Selain itu, Rizka juga menuturkan beberapa penyebab lain gangguan pendengaran yang sering dialami oleh orang dewasa dan juga anak-anak, yaitu akibat sumbatan serumen atau kotoran telinga. Pada kondisi tersebut gangguan pendengaran terjadi secara konduktif yaitu terdapat hambatan pengahantaran bunyi dari liang telinga ke telinga bagian tengah.

 

“Kondisi lainnya yang sering terjadi karena ada kebiasaan mengorek telinga yang dapat menyebabkan bengkak pada liang telinga sehingga telinga juga tersumbat dan dapat terasa nyeri juga bisa keluar cairan sehingga pendengaran juga terganggu,” tuturnya.

 

Langkah Pencegahan

Untuk menghindari hal itu, Rikza mengimbau agar tidak mengorek-ngorek telinga. Selain itu, penting pula agar rutin memeriksakan telinga ke dokter setiap 6 bulan sekali untuk dibersihkan.

 

Menurutnya, gangguan pendengaran juga dapat terjadi pada orang yang sering mendengarkan musik menggunakan earphone dan pekerja yang sering terpapar dengan suara bising. “Karena akan mengganggu organ dalam dan saraf pendengaran, yaitu terjadi ketulian akibat bising karena terpapar bunyi yang keras,” katanya.

 

Penurunan pendengaran juga dapat terjadi pada lanjut usia.
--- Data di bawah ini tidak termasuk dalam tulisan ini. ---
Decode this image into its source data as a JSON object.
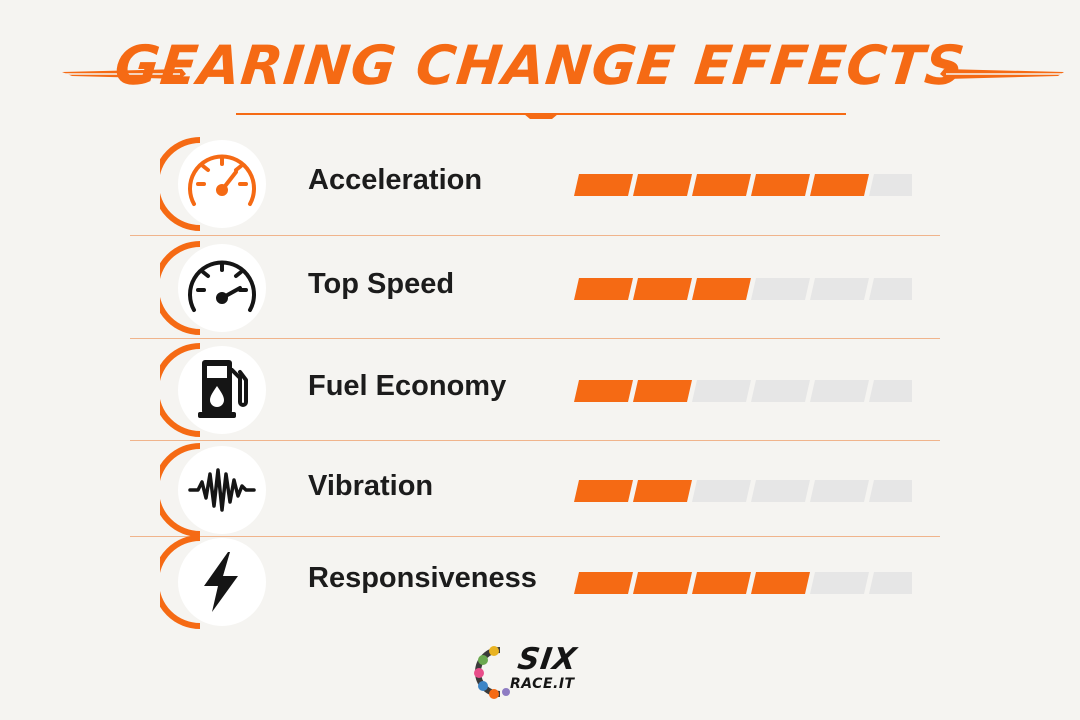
{
  "title": "GEARING CHANGE EFFECTS",
  "colors": {
    "accent": "#f56a14",
    "empty": "#e6e6e6",
    "text": "#1c1c1c",
    "background": "#f5f4f1"
  },
  "segments_total": 6,
  "metrics": [
    {
      "label": "Acceleration",
      "icon": "speedometer-icon",
      "filled": 5
    },
    {
      "label": "Top Speed",
      "icon": "gauge-icon",
      "filled": 3
    },
    {
      "label": "Fuel Economy",
      "icon": "fuel-pump-icon",
      "filled": 2
    },
    {
      "label": "Vibration",
      "icon": "vibration-wave-icon",
      "filled": 2
    },
    {
      "label": "Responsiveness",
      "icon": "lightning-bolt-icon",
      "filled": 4
    }
  ],
  "logo": {
    "line1": "SIX",
    "line2": "RACE.IT"
  }
}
Hal ini terjadi karena adanya penurunan fungsi saraf pendengaran. Kondisi ini biasa disebut dengan Presbikusis. Jika kondisinya sudah sangat mengganggu, bisa menggunakan alat bantu dengar.

 

“Tentunya harus dilakukan pemeriksaan dulu oleh dokter dan pemeriksaan pendengaran sehingga alat bantu dengar yang digunakan nantinya terasa nyaman karena disesuaikan dengan kebutuhan masing-masing pasien,” tandasnya.